Spatenstich "Neues Servicezentrum" Zoo Heidelberg

Spatenstich zum neuen Parkhaus auf dem Gelände des Zoos

Heidelberg, 22. August 2011 / S. Richter

Ab dem Frühjahr 2012 soll es für die Zoobesucher keine Parkplatzprobleme mehr geben. Bei strahlendem Sonnenschein fand am Montag, 22. August der Spatenstich zum Bau des neuen Parkhauses durch den Heidelberger Oberbürgermeister Dr. Eckart Würzner statt.

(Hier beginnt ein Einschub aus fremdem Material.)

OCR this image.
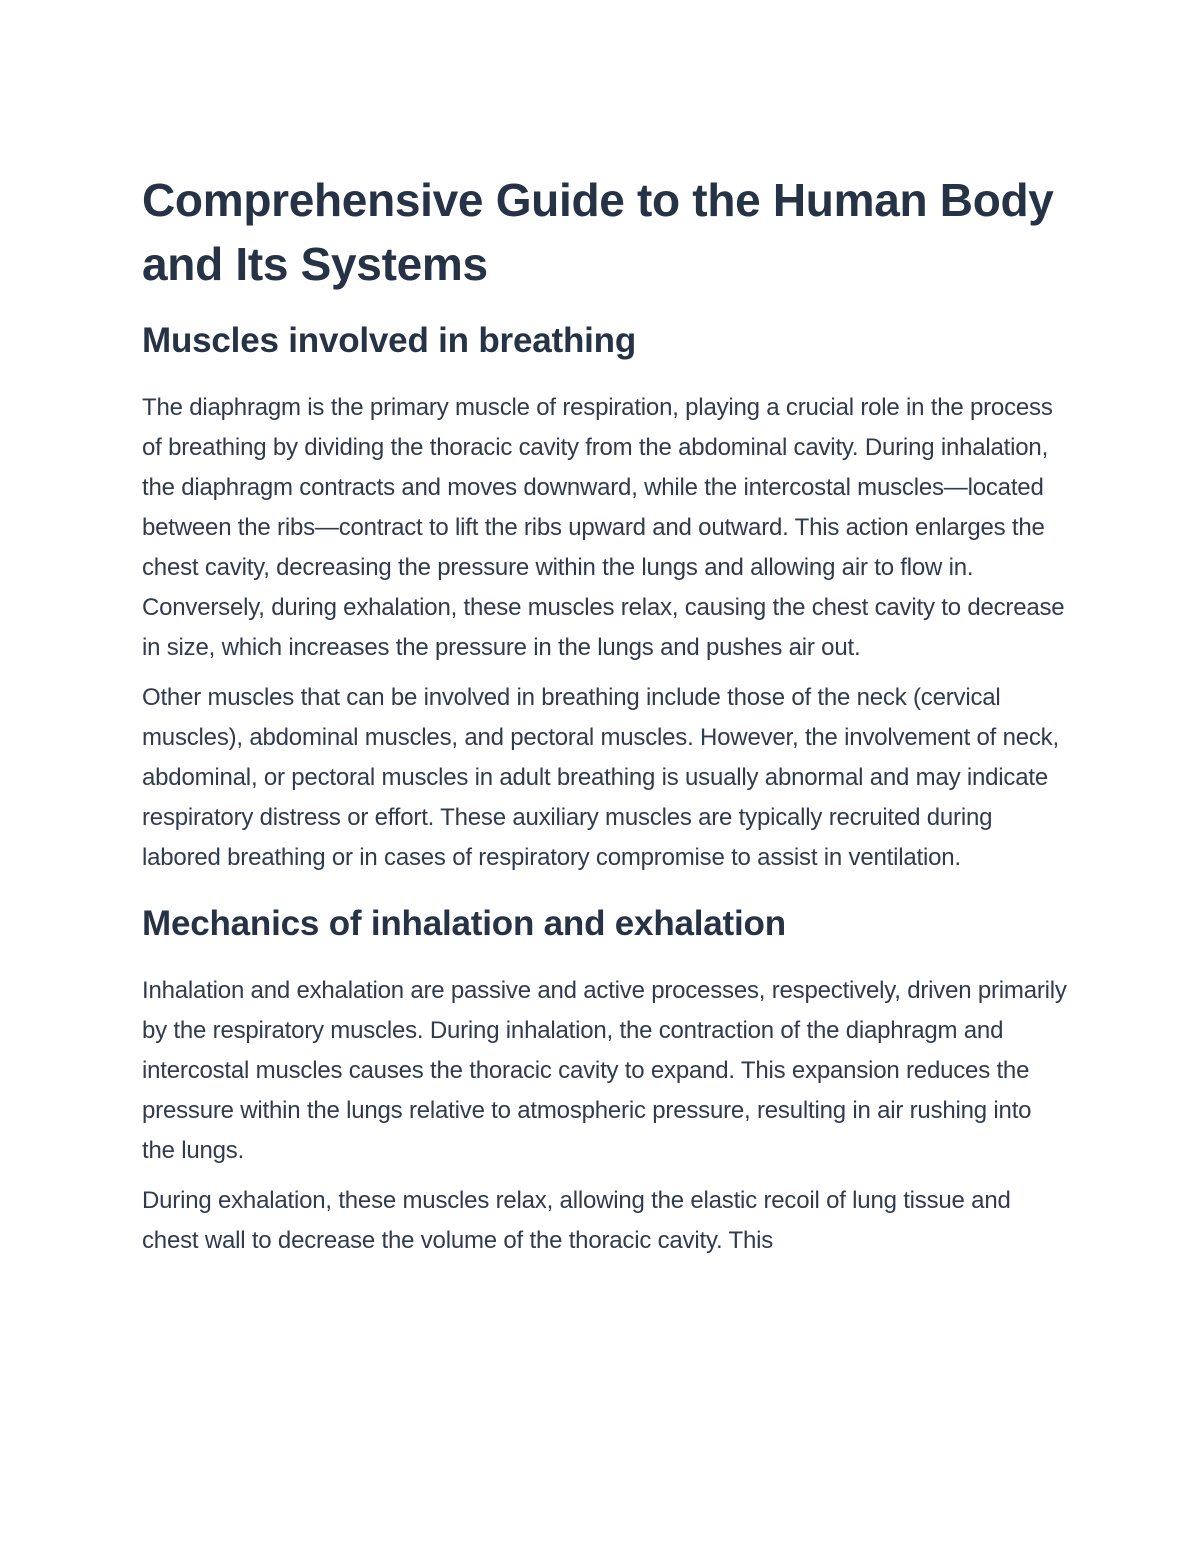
Comprehensive Guide to the Human Body and Its Systems
Muscles involved in breathing

The diaphragm is the primary muscle of respiration, playing a crucial role in the process of breathing by dividing the thoracic cavity from the abdominal cavity. During inhalation, the diaphragm contracts and moves downward, while the intercostal muscles—located between the ribs—contract to lift the ribs upward and outward. This action enlarges the chest cavity, decreasing the pressure within the lungs and allowing air to flow in. Conversely, during exhalation, these muscles relax, causing the chest cavity to decrease in size, which increases the pressure in the lungs and pushes air out.

Other muscles that can be involved in breathing include those of the neck (cervical muscles), abdominal muscles, and pectoral muscles. However, the involvement of neck, abdominal, or pectoral muscles in adult breathing is usually abnormal and may indicate respiratory distress or effort. These auxiliary muscles are typically recruited during labored breathing or in cases of respiratory compromise to assist in ventilation.

Mechanics of inhalation and exhalation

Inhalation and exhalation are passive and active processes, respectively, driven primarily by the respiratory muscles. During inhalation, the contraction of the diaphragm and intercostal muscles causes the thoracic cavity to expand. This expansion reduces the pressure within the lungs relative to atmospheric pressure, resulting in air rushing into the lungs.

During exhalation, these muscles relax, allowing the elastic recoil of lung tissue and chest wall to decrease the volume of the thoracic cavity. This
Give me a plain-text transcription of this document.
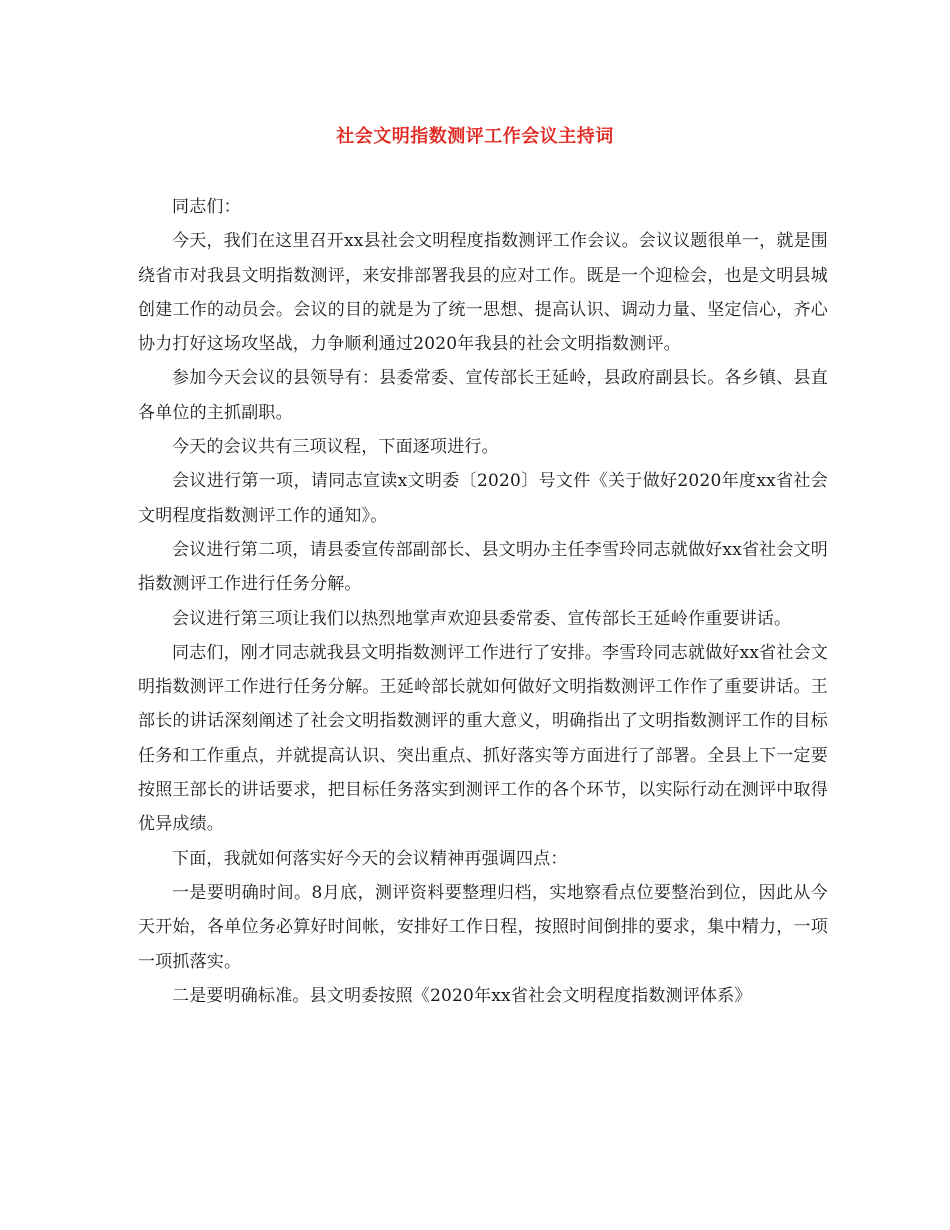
社会文明指数测评工作会议主持词

同志们：

今天，我们在这里召开xx县社会文明程度指数测评工作会议。会议议题很单一，就是围绕省市对我县文明指数测评，来安排部署我县的应对工作。既是一个迎检会，也是文明县城创建工作的动员会。会议的目的就是为了统一思想、提高认识、调动力量、坚定信心，齐心协力打好这场攻坚战，力争顺利通过2020年我县的社会文明指数测评。

参加今天会议的县领导有：县委常委、宣传部长王延岭，县政府副县长。各乡镇、县直各单位的主抓副职。

今天的会议共有三项议程，下面逐项进行。

会议进行第一项，请同志宣读x文明委〔2020〕号文件《关于做好2020年度xx省社会文明程度指数测评工作的通知》。

会议进行第二项，请县委宣传部副部长、县文明办主任李雪玲同志就做好xx省社会文明指数测评工作进行任务分解。

会议进行第三项让我们以热烈地掌声欢迎县委常委、宣传部长王延岭作重要讲话。

同志们，刚才同志就我县文明指数测评工作进行了安排。李雪玲同志就做好xx省社会文明指数测评工作进行任务分解。王延岭部长就如何做好文明指数测评工作作了重要讲话。王部长的讲话深刻阐述了社会文明指数测评的重大意义，明确指出了文明指数测评工作的目标任务和工作重点，并就提高认识、突出重点、抓好落实等方面进行了部署。全县上下一定要按照王部长的讲话要求，把目标任务落实到测评工作的各个环节，以实际行动在测评中取得优异成绩。

下面，我就如何落实好今天的会议精神再强调四点：

一是要明确时间。8月底，测评资料要整理归档，实地察看点位要整治到位，因此从今天开始，各单位务必算好时间帐，安排好工作日程，按照时间倒排的要求，集中精力，一项一项抓落实。

二是要明确标准。县文明委按照《2020年xx省社会文明程度指数测评体系》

Am Zooeingang entsteht ein neues Servicegebäude, das Parkhaus, Zooeingang und Shop verbindet und aus zwei der größten Schwachstellen des Zoobetriebes echte Highlights werden lässt. Das 397 Plätze bietende Parkhaus ermöglicht im Erdgeschoss Platz für einen modernen Zoo-Eingang und einen attraktiven Zoo-Shop. Vom Auto und der projektierten Straßenbahnhaltestelle gelangen die Besucher direkt in das Eingangsgebäude, wo sie alle Informationen finden. Bis zu fünf Eintrittskassen lassen Schlangen gar nicht erst aufkommen. Ein schöner Zooshop hilft, den Zoobesuch abzurunden und Erinnerungen mit nach Hause zu nehmen. Es ist geplant, das Parkhaus im Februar / März 2012 zu eröffnen. Zeitnah danach soll der neue Eingangsbereich und der Zooshop fertig gestellt werden. Bei dem 3,3 Millionen Euro teuren Projekt, das in Systembauweise von der Hirschberger Firma Goldbeck erstellt
wird, stellte sich für Architekt Wolfgang Kessler vom Büro Kessler de Jonge vor allem eine Herausforderung: Wie stellt sich das Gebäude auf vier
Ebenen nach außen dar?

Bei aller Freude über diese wichtige Baumaßnahme weist Zoodirektor Dr. Klaus Wünnemann darauf hin, dass der Zoo mehr Platz braucht und auch die Universität zusätzlichen Parkraum für ihre Klinikneubauten errichten muss. Mit dem Servicezentrum wird weitere Zoofläche der Nutzung für Tiergehege entzogen. Die Erweiterung des Zoos wird immer dringender, um den knapp 600.000 Zoobesuchern neben einem hervorragenden Service am Eingang auch dauerhaft einen attraktiven Zoo bieten zu können.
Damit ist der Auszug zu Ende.